In me it induced a trance-like state. My blood pressure seemed to go down. I almost ceased to breathe. Perhaps I was nearly dead myself. At the end of Cassanova's travels, more spoken of than shown, he arrives in the film in the Carpathian mountains, and apparently he runs into Dracula. Note: the name "Cassanova" is mentioned only once toward the end, and that of "Dracula" is mentioned only in the closing credits. When watching the film I thought of him only as "Who is that old man with the pointed head and the beard?"

In the event nice visuals can't be enough, but it should also be noted that Serra has some lovely scenes outdoors in the evening in this film that evoke 17th-century painting, and like everything else here, that go on for quite some time. Why does Cassanova laugh and laugh and laugh while he is relieving himself and at several other times? Perhaps best simply to quote here Neil Young's comment in Hollywood Reporter that in the film we find "the goatish debauchee's jaded decadence offset by a wacky, almost childish sense of humor." Les Inrockuptibles notes (with approval) "There are long scenes of animal sacrifice by firelight, still lives evoking Flemish painting, a play of shadows and this profound black" that constitutes the durable charm and magic, the writer says, of Albert Serra's cinema.

My previous experience of Serra's visual beauties had been distinctly mixed too. His Birdsong consisted largely of distant shots in black and white of small figures moving across a horizon. When seen up close they resembled the Three Stooges. In a his detailed, respectful review J. Hoberman called the black and white "almost gorgeous" (but is it or isn't it? plainly not quite). One must call Story of My Death "almost gorgeous" -- in places. Some use of candlelight and firelight is beautiful, but some night images are just murky. The control Kubrick achieved in Barry Lyndon is missing.

And apart from the salutary effect of just "hanging out" with a famous historical figure, and the occasional visual beauties on view, let's note the flaws Vincent Ostria of L'Humanité (who didn't finish watching) lists: "Lack of historical-geographical relevance. Series of over-composed tableaux without visible continuity; no dramatic progressions. Monopolizing of dialogue by Cannanova. Other characters nonexistent." (All of them are played by non-actors, by the way. Vicenç Altaió, playing Cassanova, who delivers his lines in an easy-going ramble matched by others in the cast, is a poet and cultural curator.)

Serra has a right to do what he does, and there are those who love it. But there are other ways to lower your blood pressure. Aerobics, swimming, yoga, running, tennis, sex. Transcendental meditation.

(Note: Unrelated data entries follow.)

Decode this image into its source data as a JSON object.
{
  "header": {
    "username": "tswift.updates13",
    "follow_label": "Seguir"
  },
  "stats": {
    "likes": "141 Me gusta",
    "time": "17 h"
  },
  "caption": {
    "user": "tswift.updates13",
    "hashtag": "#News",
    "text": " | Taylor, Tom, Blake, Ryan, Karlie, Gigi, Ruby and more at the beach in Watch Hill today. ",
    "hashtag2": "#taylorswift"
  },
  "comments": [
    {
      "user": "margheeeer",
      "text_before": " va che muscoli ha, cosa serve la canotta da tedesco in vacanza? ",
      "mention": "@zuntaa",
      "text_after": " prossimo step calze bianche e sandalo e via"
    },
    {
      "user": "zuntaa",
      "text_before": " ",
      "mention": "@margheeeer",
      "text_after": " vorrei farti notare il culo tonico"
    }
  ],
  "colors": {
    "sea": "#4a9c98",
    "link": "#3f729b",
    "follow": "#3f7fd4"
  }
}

Story of My Death/Història de la meva mort , 148 mins., the title inspired by Cassanova's memoir Histoire de ma vie, debuted at Locarno where it received the grand prize, and showed at a dozen other festivals including London and Toronto. It opened in cinemas in France 23 October 2013; French critical response was very mixed (Allociné press rating 3.0 with only 11 reviews). Screened for this review as part of the Film Society of Lincoln Center-Museum of Modern Art joint series New Directors/New Films which is the film's U.S. premiere, Wed. 26 Mar. 2014 9pm at MoMA and Sat. 29 Mar. 5:30pm at Lincoln Center. Limited US release 21 Nov. 2014.